Fam Pract Manag. 2002 Jul-Aug;9(7):56.
When patients request their records
When a patient requests “all” of his or her medical records, does that include copies of medical records from other doctors, reports of findings from specialists the patient has been referred to and lab results that were ordered by other physicians?
Yes. The Health Insurance Portability and Accountability Act’s (HIPAA’s) privacy rule, which goes into effect in April 2003, grants a patient access to all of the information in his or her medical records. The rule states that “an individual has a right of access to inspect and obtain a copy of protected health information about the individual in a designated record set, for as long as the protected health information is maintained in the designated record set.”
What is a “designated record set”? According to the HIPAA privacy rule, it is “a group of records maintained by or for a covered entity that is: (i) the medical records and billing records about individuals maintained by or for a covered health care provider; (ii) the enrollment, payment, claims adjudication and case or medical management record systems maintained by or for a health plan; or (iii) used, in whole or in part, by or for the covered entity to make decisions about individuals.” The rule defines “record” as “any item, collection or grouping of information that includes protected health information and is maintained, collected, used or disseminated by or for a covered entity.” The term “health information” is defined as “any information, whether oral or recorded in any form or medium, that (1) is created or received by a health care provider, health plan, public health authority, employer, life insurer, school or university or health care clearinghouse; and (2) relates to the past, present or future physical or mental health or condition of an individual, the provision of health care to an individual or the past, present or future payment for the provision of health care to an individual.”
To find answers to specific questions about HIPAA’s privacy rule and its interpretation in your practice, check with your legal counsel. For other information about HIPAA, go to the FPM HIPAA Topic Collection or https://www.aafp.org/advocacy/informed/legal/hipaa.html.
Reasonable bad debt
How much bad debt should a two-person family practice reasonably expect per year?
It depends on how you define a bad debt. When you receive only 80 cents on the dollar from a managed care contract, the 20 percent is not a bad debt; it is a contractual write-off. A true bad debt is where the patient is unwilling or unable to pay. This type of debt is pretty rare and typically amounts to only about 1 percent of billings. In hard economic times or economically depressed communities, bad debt can run as high as 2 percent to 3 percent of total billings. Keep in mind that bad debts are nearly zero when you make a practice of collecting co-pays and deductibles at the time of service.
Including the correct diagnosis on a claim
When an insurer denies a claim based on a diagnosis code that was submitted incorrectly (e.g., the diagnosis code suggests that the study wasn’t medically necessary) and we can’t get the hospital or medical group administration that submitted the claim to correct it, what recourse do we have? This happens often to our patients, and they usually decide to pay rather than face credit bureau problems, but that doesn’t seem right.

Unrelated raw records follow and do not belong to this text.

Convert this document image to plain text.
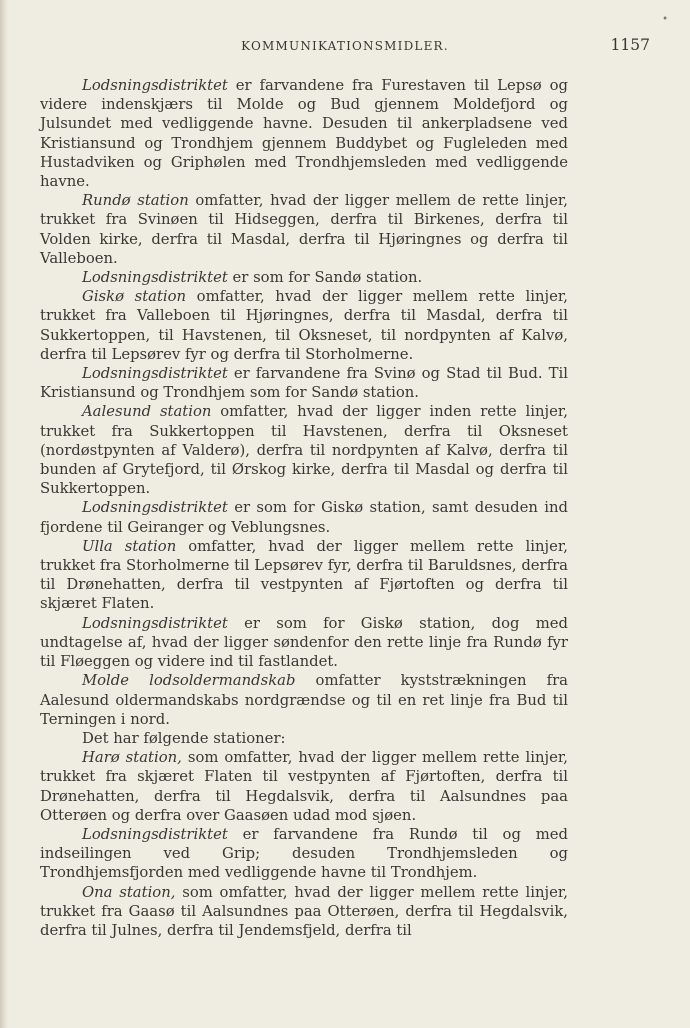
KOMMUNIKATIONSMIDLER.	1157
•

Lodsningsdistriktet er farvandene fra Furestaven til Lepsø og videre indenskjærs til Molde og Bud gjennem Moldefjord og Julsundet med vedliggende havne. Desuden til ankerpladsene ved Kristiansund og Trondhjem gjennem Buddybet og Fugleleden med Hustadviken og Griphølen med Trondhjemsleden med vedliggende havne.

Rundø station omfatter, hvad der ligger mellem de rette linjer, trukket fra Svinøen til Hidseggen, derfra til Birkenes, derfra til Volden kirke, derfra til Masdal, derfra til Hjøringnes og derfra til Valleboen.

Lodsningsdistriktet er som for Sandø station.

Giskø station omfatter, hvad der ligger mellem rette linjer, trukket fra Valleboen til Hjøringnes, derfra til Masdal, derfra til Sukkertoppen, til Havstenen, til Oksneset, til nordpynten af Kalvø, derfra til Lepsørev fyr og derfra til Storholmerne.

Lodsningsdistriktet er farvandene fra Svinø og Stad til Bud. Til Kristiansund og Trondhjem som for Sandø station.

Aalesund station omfatter, hvad der ligger inden rette linjer, trukket fra Sukkertoppen til Havstenen, derfra til Oksneset (nordøstpynten af Valderø), derfra til nordpynten af Kalvø, derfra til bunden af Grytefjord, til Ørskog kirke, derfra til Masdal og derfra til Sukkertoppen.

Lodsningsdistriktet er som for Giskø station, samt desuden ind fjordene til Geiranger og Veblungsnes.

Ulla station omfatter, hvad der ligger mellem rette linjer, trukket fra Storholmerne til Lepsørev fyr, derfra til Baruldsnes, derfra til Drønehatten, derfra til vestpynten af Fjørtoften og derfra til skjæret Flaten.

Lodsningsdistriktet er som for Giskø station, dog med undtagelse af, hvad der ligger søndenfor den rette linje fra Rundø fyr til Fløeggen og videre ind til fastlandet.

Molde lodsoldermandskab omfatter kyststrækningen fra Aalesund oldermandskabs nordgrændse og til en ret linje fra Bud til Terningen i nord.

Det har følgende stationer:

Harø station, som omfatter, hvad der ligger mellem rette linjer, trukket fra skjæret Flaten til vestpynten af Fjørtoften, derfra til Drønehatten, derfra til Hegdalsvik, derfra til Aalsundnes paa Otterøen og derfra over Gaasøen udad mod sjøen.

Lodsningsdistriktet er farvandene fra Rundø til og med indseilingen ved Grip; desuden Trondhjemsleden og Trondhjemsfjorden med vedliggende havne til Trondhjem.

Ona station, som omfatter, hvad der ligger mellem rette linjer, trukket fra Gaasø til Aalsundnes paa Otterøen, derfra til Hegdalsvik, derfra til Julnes, derfra til Jendemsfjeld, derfra til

It depends on where the problem originates – the hospital or the physician’s group. If the claims are being submitted incorrectly by the hospital, this is primarily a customer-satisfaction issue, where the customers are the referring physician and the patient. Why would a physician continue to use a service that is not customer-friendly? If the providing hospital is in the network, it may be possible to fashion some argument related to inappropriate denial and patient grievance. It may also be possible to make a complaint to the state regulatory authorities. On the other hand, the physician may simply need to talk to someone in a high-level supervisory position at the hospital about the problem.
If the claims are being submitted incorrectly by the physician’s own medical group, that is a different kettle of fish. The physician should go directly to the administrator with a written complaint and evidence of the problem. It could be that the group is intentionally trying to garner better payment (if the insurer pays less, the patient pays more in cash). However, this is more likely a lower-level problem resulting from administrative personnel simply doing the easy, familiar thing.